Вскоре Якубович приехал в Петербург.
А ситуация в петербургском тайном обществе с 1821 года существенно изменилась.
В 1823 году Пущин принял в общество Кондратия Федоровича Рылеева, отставного артиллерийского офицера, служившего в уголовном суде.
Александр Дмитриевич Боровков, человек опытный, внимательный, старавшийся быть объективным к "государственным преступникам", в течение многих месяцев регулярно наблюдавший Рылеева на допросах, составил для себя такую характеристику: "Рылеев в душе революционер, сильный характером, бескорыстный, честолюбивый, ловкий, ревностный, резкий на словах и на письме, как доказывают его сочинения. Он стремился к избранной им цели со всем увлечением: принимал многих членов, возбуждал к деятельности, писал возмутительные песни и вольнодумные стихотворения, взялся составить катехизис вольного человека… Рылеев был пружиною возмущения; он воспламенял всех своим воображением и подкреплял настойчивостью… Рылеев действовал не из личных видов, а по внутреннему убеждению в ожидаемой пользе для отечества, предполагая, что с переменой образа правления прекратятся беспорядки и злоупотребления, возмущающие его душу".
Летом 1825 года в Петербурге встретились вождь Северного тайного общества романтический поэт Рылеев и романтический герой капитан Якубович.
Якубович приехал в Петербург убивать императора Александра.
По узости петербургского круга явных оппозиционеров Рылеев и Якубович должны были встретиться — и встретились. Романтик-теоретик и романтик-практик должны были понравиться друг другу — и понравились.
Но когда дело коснулось реальных политических действий — они решительно разошлись в тактике.

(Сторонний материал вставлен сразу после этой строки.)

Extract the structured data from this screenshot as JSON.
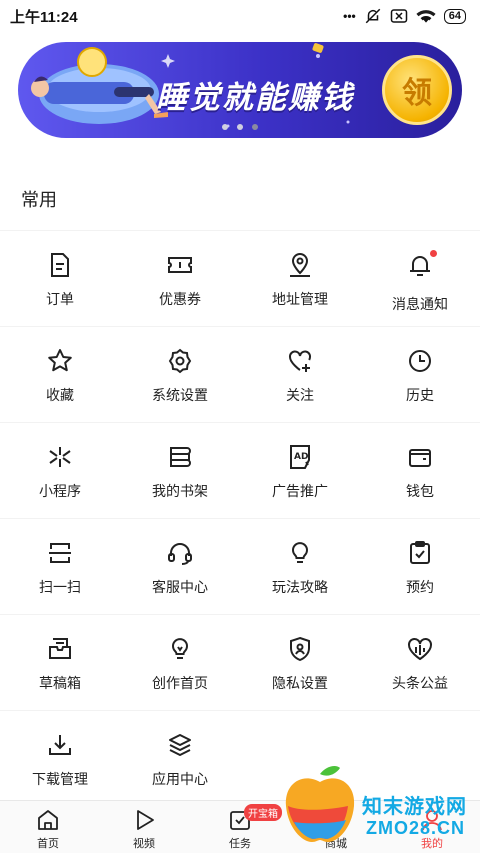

Рылеев на следствии рассказал историю их отношений подробно и откровенно: "Задолго до приезда в Петербург Якубовича я уже слышал о нем. Тогда в публике много говорили о его подвигах против горцев и о его решительном характере. По приезде его сюда мы скоро сошлись, и я с первого свидания возымел намерение принять его в члены общества, почему при первом удобном случае и открылся ему. Он сказал мне: "Господа! признаюсь: я не люблю никаких тайных обществ. По моему мнению, один решительный человек полезнее всех карбонаров и масонов. (Это — любопытное утверждение, если вспомнить его рассказ Волконскому о кавказском обществе и его, Якубовича, в нем участии. — Я. Г.) Я знаю, с кем говорю, и потому не буду таиться. Я жестоко оскорблен царем! Вы, может, слышали". Тут, вынув из бокового кармана полуистлевший приказ о нем по гвардии и подавая оный мне, он продолжал, все с большим и большим жаром: "Вот пилюля, которую я восемь лет ношу у ретивого; восемь лет жажду мщения". Сорвавши перевязку с головы, так что показалась кровь, он сказал: "Эту рану можно было залечить и на Кавказе без ваших Арентов и Буяльских, но я этого не захотел и обрадовался случаю хоть с гнилым черепом добраться до оскорбителя. И наконец я здесь! и уверен, что ему не ускользнуть от меня. Тогда пользуйтесь случаем: делайте, что хотите! Созывайте ваш великий сбор и дурачьтесь досыта!""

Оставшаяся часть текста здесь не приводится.